In this next section, we will take a closer look at the spatial distribution of healthcare services by sampling hexagons within our study area. These hexagons will serve as spatial units for our analysis. By intersecting these hexagons with the previously obtained isochrones, we will be able to quantify the number of physicians within reach of each hexagon.

This analysis not only provides a quantitative measure of service availability in different parts of the Ahr Valley but also allows us to differentiate the isochrones based on travel time. By observing patterns across the different travel time intervals, we can gain valuable insights into how the accessibility of physicians varies in relation to the affected areas.

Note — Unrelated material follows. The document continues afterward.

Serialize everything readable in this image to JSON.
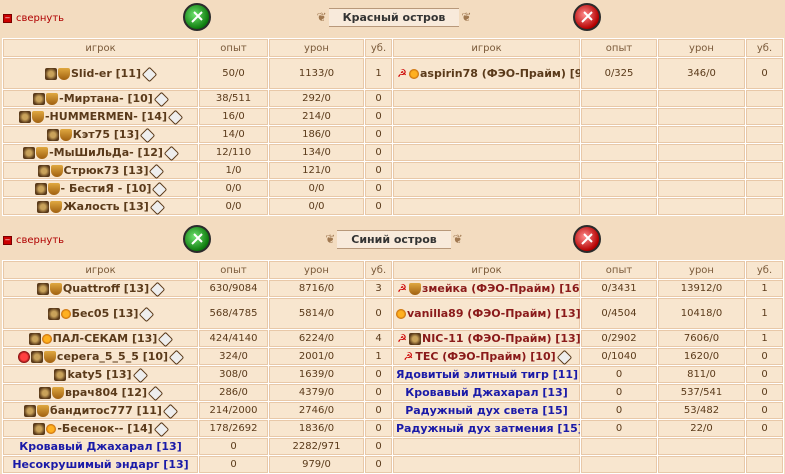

By exploring these patterns, we can identify areas with a higher concentration of physicians and areas that may require additional healthcare resources. This information can be crucial for post-disaster planning, resource allocation, and identifying potential gaps in service provision.

First we sample the hexagons and select by which intersect with the municipalities.

hexagons <-
  st_sf(geometry = st_make_grid(municipalities, square = F, n = c(50, 50))) |>
  filter(st_intersects(geometry, municipalities |> st_union(), sparse =
                         F))

Great. Next we count overlapping isochrones by interval. To showcase this, we use the first 4 intervalls only.

# Create hexagon copies for each interval of interest. This is necessary, as we wanta long table in the end.
hexagons300 <- hexagons
hexagons600 <- hexagons
hexagons900 <- hexagons
hexagons1200 <- hexagons

# then do the overlap and count for every copy
hexagons300$value <- 300
hexagons300$count <- lengths(st_intersects(
  hexagons,
  isochrones |> filter(value == 300 & type == "regular") |>
    st_make_valid()
))


hexagons600$value <- 600
hexagons600$count <- lengths(st_intersects(
  hexagons,
  isochrones |> filter(value == 600 & type == "regular") |>
    st_make_valid()
))


hexagons900$value <- 900
hexagons900$count <- lengths(st_intersects(
  hexagons,
  isochrones |> filter(value == 900 & type == "regular") |>
    st_make_valid()
))

hexagons1200$value <- 1200
hexagons1200$count <- lengths(st_intersects(
  hexagons,
  isochrones |> filter(value == 1200 & type == "regular") |>
    st_make_valid()
))

# combine to one long sf dataframe
hexagons_all <- rbind(hexagons300, hexagons600, hexagons900, hexagons1200)
tm_basemap("OpenStreetMap") +
  tm_shape(hexagons_all) +
  tm_polygons("count", palette = "magma", lwd = .1) +
  tm_facets("value")

Which pattern can you observe when you go from 5 min up to 20 min? Which regions might be over- / undersupplied?

Now you! Can you repeat the workflow with the foot-walking profile?